The four letter word that I’m talking about is….help. There I said it. HELP, and you know what? I need it. (insert shudder)
I’m not so naïve as to believe that I can do it all, but I am having a hard time with the fact that asking for help elicits something in me that insinuates the contrary. I’m not entirely sure what I have to prove or why asking for h..h..h..h..help is so hard. I mean, we can’t expect that we can do it all ourselves, right? Or do we? Gosh dang, it sure as hell seems like everyone else can do it all. (Please excuse my language. Other four letter words are much easier for me to say.)
What an interesting experience we have as women, as mothers, navigating this intense world of professional and personal obligations. A world that is ripe with double standards and toxic shame. A world where asking for help is likened to admitting some sense of failure.
I know that historically, this idea of unhealthy stoicism has been mostly attributed to men. However, I call your masculine stoicism and I raise you, to a working mother with numerous littles, taking them to the grocery store and preparing meals, hauling them to and from activities, surviving only on coffee and the occasional snack found in the console of the SUV or minivan….And you know what else, do it all with a warm smile and some lipstick, because heaven forbid you look like, how you feel.
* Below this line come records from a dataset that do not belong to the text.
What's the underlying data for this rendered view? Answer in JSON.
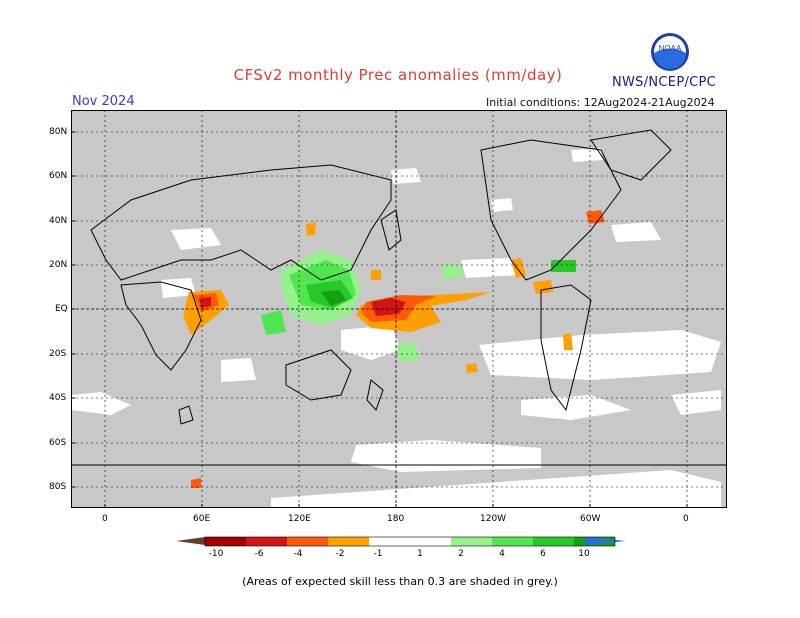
{
  "header": {
    "title": "CFSv2 monthly Prec anomalies (mm/day)",
    "agency": "NWS/NCEP/CPC",
    "month": "Nov 2024",
    "initial_conditions": "Initial conditions: 12Aug2024-21Aug2024"
  },
  "logo": {
    "text": "NOAA",
    "icon": "noaa-logo-icon"
  },
  "axes": {
    "y_labels": [
      "80N",
      "60N",
      "40N",
      "20N",
      "EQ",
      "20S",
      "40S",
      "60S",
      "80S"
    ],
    "x_labels": [
      "0",
      "60E",
      "120E",
      "180",
      "120W",
      "60W",
      "0"
    ]
  },
  "colorbar": {
    "labels": [
      "-10",
      "-6",
      "-4",
      "-2",
      "-1",
      "1",
      "2",
      "4",
      "6",
      "10"
    ],
    "colors": {
      "lt_minus10": "#6b3a2a",
      "m10_m6": "#a50000",
      "m6_m4": "#d21414",
      "m4_m2": "#ff5a0a",
      "m2_m1": "#ffa000",
      "m1_p1": "#ffffff",
      "p1_p2": "#96f08c",
      "p2_p4": "#50e650",
      "p4_p6": "#28c828",
      "p6_p10": "#14a014",
      "gt_10": "#2a6be0"
    }
  },
  "colors": {
    "skill_grey": "#c8c8c8",
    "ocean_white": "#ffffff",
    "coast": "#000000"
  },
  "footnote": "(Areas of expected skill less than 0.3 are shaded in grey.)"
}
I’ve tried to determine for myself, where does this insistence of self sufficiency come from? Where do we learn, or better yet, assume that it is all up to us, even in the presence of partners that are fundamentally good and willing to help. Is doing it ourselves a way for us to preserve our self worth and as a byproduct, we can have a sense of unattested control? Or, is it that by nature, we don’t want to put anyone else out. We don’t want anyone else to have to take care of us or our responsibilities.
Whatever it is, I challenge myself and many other mothers out there, to understand that families and communities thrive on their willingness to not only help others, but to be empathic towards self and to accept help when needed. To know that there are times in life when you are more able to help and there are times in your life when you need it….and that’s whole heartedly okay.
I assure you, there are other four letter words that are way (expletive) worse than help.